Und am 3. Dezember 89, im „Haus der Jungen Talente“ in Ost-Berlin, da wurde stundenlang diskutiert, Kulturminister Keller und Gysi vertraten die Einheitspartei. Eingeladen waren unter anderem die ausgebürgerten Künstler Wegner, Krawczyk, Hagen, Biermann und Fuchs. Zum ersten Mal ein Gespräch dieser Art, öffentlich und kontrovers.

Ich habe davon gesprochen, daß Erinnerung so wichtig ist, habe auch an Mitscherlich erinnert, an die „Unfähigkeit zu trauern“, die er den Deutschen nach 1945 vorwarf. Habe die Namen von 77 ausgebürgerten Autoren vorgelesen, das hat ein wenig gedauert. Dann eine Stille.

Erinnern Sie sich, Herr Gysi? Danach eine Kontroverse zwischen uns, ob man die Diktatur der Nationalsozialisten und der stalinistischen Kommunisten vergleichen könne. Ich war der Meinung, vergleichen ja, wenn auch nicht gleichsetzen. Sie haben dann von den „enttäuschten einfachen Parteimitgliedern“ gesprochen, „die an alles geglaubt haben“. Ihr Plädoyer war: „Wir brauchen eine vollständige Ehrlichkeit. Sonst ... geht es mit diesem Land nicht vorwärts, wenn wir da irgend etwas unter den Teppich kehren. Und mag es noch so bitter sein. Wir brauchen vollständige Offenheit und vollständige Öffentlichkeit, ansonsten können wir ja miteinander schon gar nicht mehr reden. Immer wenn einer versucht, unehrlich zu werden, geht das Gespräch schon daneben. Und wenn wir das nicht führen können, dann brauchen wir gar keinen Anfang zu machen. Und ich glaube, wir sollten es tun: mit voller Offenheit! Anders gehn wir unter.“

Haben Sie gesagt an diesem Tag im Jahre 89. Das ist heute vergessen. Auch die Personen der Runde haben Sie vergessen. Der Moderator hieß übrigens Lutz Bertram, DT64. Auch er konnte sich in der „Schlagabtausch“-Sendung offenbar nicht mehr erinnern. War das wirklich ein so unwichtiger Tag, ein so unwichtiges Jahr?
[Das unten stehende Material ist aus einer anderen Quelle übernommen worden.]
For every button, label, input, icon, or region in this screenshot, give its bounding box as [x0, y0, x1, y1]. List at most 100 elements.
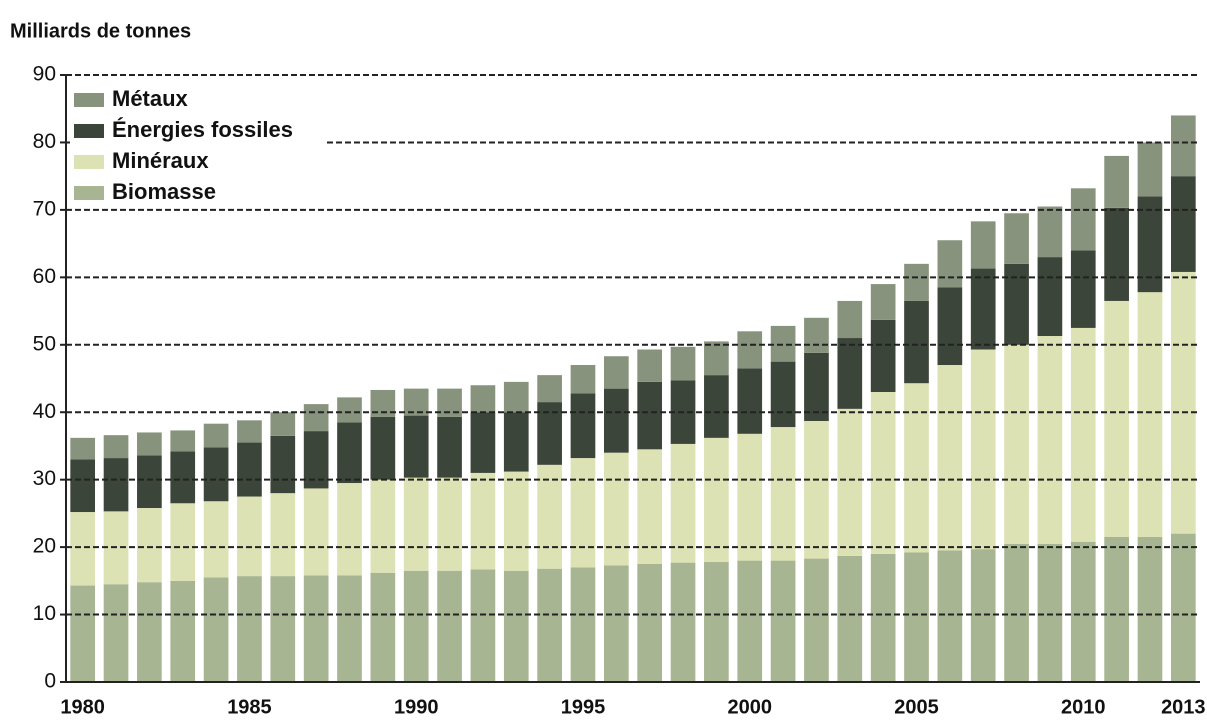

Langsam wird mir klar, warum es so elend schleppend geht, die anderen Fakten ins Gedächtnis zu rufen. Vergeßlichkeit 1989, als ein Staat zusammenbrach und einige Ausgebürgerte zurückkamen. Was ist erst, wenn es um die Jahre 76, 79, 82 geht? Die liegen ja noch weiter zurück! Und da waren der Staat und seine Organe noch in der Blüte ihrer Macht: die Repräsentanten winkend auf den Tribünen, die Helfer leise und konspirativ in den Wohnungen ... „Vollständige Ehrlichkeit und Offenheit“, wie recht Gysi hatte! Offenbar hatte er nicht an sich selbst gedacht. Dann wird man eben „vergeßlich“. Aber andere nicht. Müssen die dann von amnesiegeplagten Politniks juristisch zum Schweigen gebracht werden? Möglich. Es wird sich ja zeigen, ob das gelingt im deutschen demokratischen Staat Bundesrepublik Deutschland. Auf der anderen Seite gibt es Vergeßliche, denen plötzlich die Fakten wieder einfallen.

Lüge und Konspiration lassen sich lüften. In ein paar Minuten ist viel gesagt. Das erspart dann ellenlange Talk-Shows, Pressekonferenzen und Gerichtsverfahren.